Jerusalén.- El ministro de Seguridad Nacional de Israel, Itamar Ben Gvir, generó controversia al pedir una intensificación de las operaciones militares en Líbano, pese al alto al fuego alcanzado recientemente entre Israel y Hezbollah como parte de un acuerdo impulsado por mediadores internacionales.
A través de una publicación en la red social X, el funcionario expresó que la respuesta de Israel debe ser más contundente tras la muerte de cuatro soldados israelíes durante enfrentamientos en el sur del Líbano.
Ben Gvir sostuvo que el país no debe actuar con moderación frente a Hezbollah y afirmó haber transmitido esa posición al primer ministro Benjamin Netanyahu, insistiendo en la necesidad de mantener una ofensiva más agresiva contra el grupo armado.
El líder del partido ultranacionalista Otzma Yehudit ha manifestado en reiteradas ocasiones su rechazo a los acuerdos promovidos para reducir las tensiones en Medio Oriente, argumentando que cualquier solución debe contemplar el desmantelamiento total de Hezbollah.
Las declaraciones provocaron reacciones inmediatas en la comunidad internacional. El canciller iraní, Abás Araqchí, criticó las palabras del ministro israelí y acusó al Gobierno de Israel de favorecer la continuidad del conflicto en la región.

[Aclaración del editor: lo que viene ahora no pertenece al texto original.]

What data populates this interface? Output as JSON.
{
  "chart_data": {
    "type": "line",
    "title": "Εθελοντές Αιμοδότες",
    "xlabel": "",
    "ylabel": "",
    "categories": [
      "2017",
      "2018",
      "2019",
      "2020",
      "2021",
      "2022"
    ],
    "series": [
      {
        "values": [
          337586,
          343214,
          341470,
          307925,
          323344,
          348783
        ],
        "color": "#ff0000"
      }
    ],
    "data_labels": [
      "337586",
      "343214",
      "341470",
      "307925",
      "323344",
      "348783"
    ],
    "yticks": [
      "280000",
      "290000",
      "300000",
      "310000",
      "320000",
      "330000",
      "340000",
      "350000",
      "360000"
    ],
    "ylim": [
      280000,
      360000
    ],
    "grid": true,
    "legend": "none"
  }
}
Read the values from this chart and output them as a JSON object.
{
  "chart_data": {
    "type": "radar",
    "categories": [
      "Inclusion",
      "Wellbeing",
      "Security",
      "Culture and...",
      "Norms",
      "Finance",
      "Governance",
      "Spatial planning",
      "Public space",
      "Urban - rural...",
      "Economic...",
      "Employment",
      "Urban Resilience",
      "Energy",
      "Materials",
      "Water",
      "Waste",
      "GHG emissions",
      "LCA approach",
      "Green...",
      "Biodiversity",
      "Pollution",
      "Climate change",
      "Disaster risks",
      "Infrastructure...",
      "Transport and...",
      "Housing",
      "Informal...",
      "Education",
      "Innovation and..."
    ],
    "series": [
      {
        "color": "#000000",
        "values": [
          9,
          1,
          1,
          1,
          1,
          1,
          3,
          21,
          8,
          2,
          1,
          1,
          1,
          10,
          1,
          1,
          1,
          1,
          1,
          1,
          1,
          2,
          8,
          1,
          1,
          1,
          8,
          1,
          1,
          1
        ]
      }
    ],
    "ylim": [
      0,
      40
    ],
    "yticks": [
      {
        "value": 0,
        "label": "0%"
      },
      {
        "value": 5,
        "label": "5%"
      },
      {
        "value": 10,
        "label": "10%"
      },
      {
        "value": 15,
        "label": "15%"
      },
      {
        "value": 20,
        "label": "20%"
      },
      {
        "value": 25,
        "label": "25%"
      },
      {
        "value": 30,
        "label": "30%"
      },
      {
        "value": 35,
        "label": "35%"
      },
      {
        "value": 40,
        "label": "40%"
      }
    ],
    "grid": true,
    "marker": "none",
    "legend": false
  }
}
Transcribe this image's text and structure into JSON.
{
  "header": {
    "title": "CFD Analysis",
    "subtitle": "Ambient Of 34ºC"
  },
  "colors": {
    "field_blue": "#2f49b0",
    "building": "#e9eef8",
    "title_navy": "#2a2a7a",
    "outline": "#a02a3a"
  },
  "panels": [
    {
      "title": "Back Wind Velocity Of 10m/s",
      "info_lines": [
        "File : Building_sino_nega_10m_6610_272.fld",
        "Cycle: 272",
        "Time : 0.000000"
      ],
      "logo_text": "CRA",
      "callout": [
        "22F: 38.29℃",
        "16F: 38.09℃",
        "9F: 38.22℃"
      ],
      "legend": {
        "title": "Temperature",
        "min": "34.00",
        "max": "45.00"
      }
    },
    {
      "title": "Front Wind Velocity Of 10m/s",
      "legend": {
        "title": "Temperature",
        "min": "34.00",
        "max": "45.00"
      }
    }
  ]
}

Mientras tanto, pese a la entrada en vigor del alto al fuego, medios internacionales reportan nuevos enfrentamientos y bombardeos en el sur del Líbano. Las autoridades libanesas informaron sobre víctimas mortales y heridos, mientras que el Ejército israelí acusa a Hezbollah de incumplir los términos del acuerdo.
Por otro lado, el vicepresidente de Estados Unidos, JD Vance, llamó a respetar el proceso de paz y exhortó a las partes involucradas a cumplir los compromisos asumidos para reducir la violencia y evitar una escalada mayor del conflicto.
La situación evidencia las profundas diferencias existentes dentro del Gobierno israelí respecto a la estrategia militar y los esfuerzos diplomáticos que buscan estabilizar la región.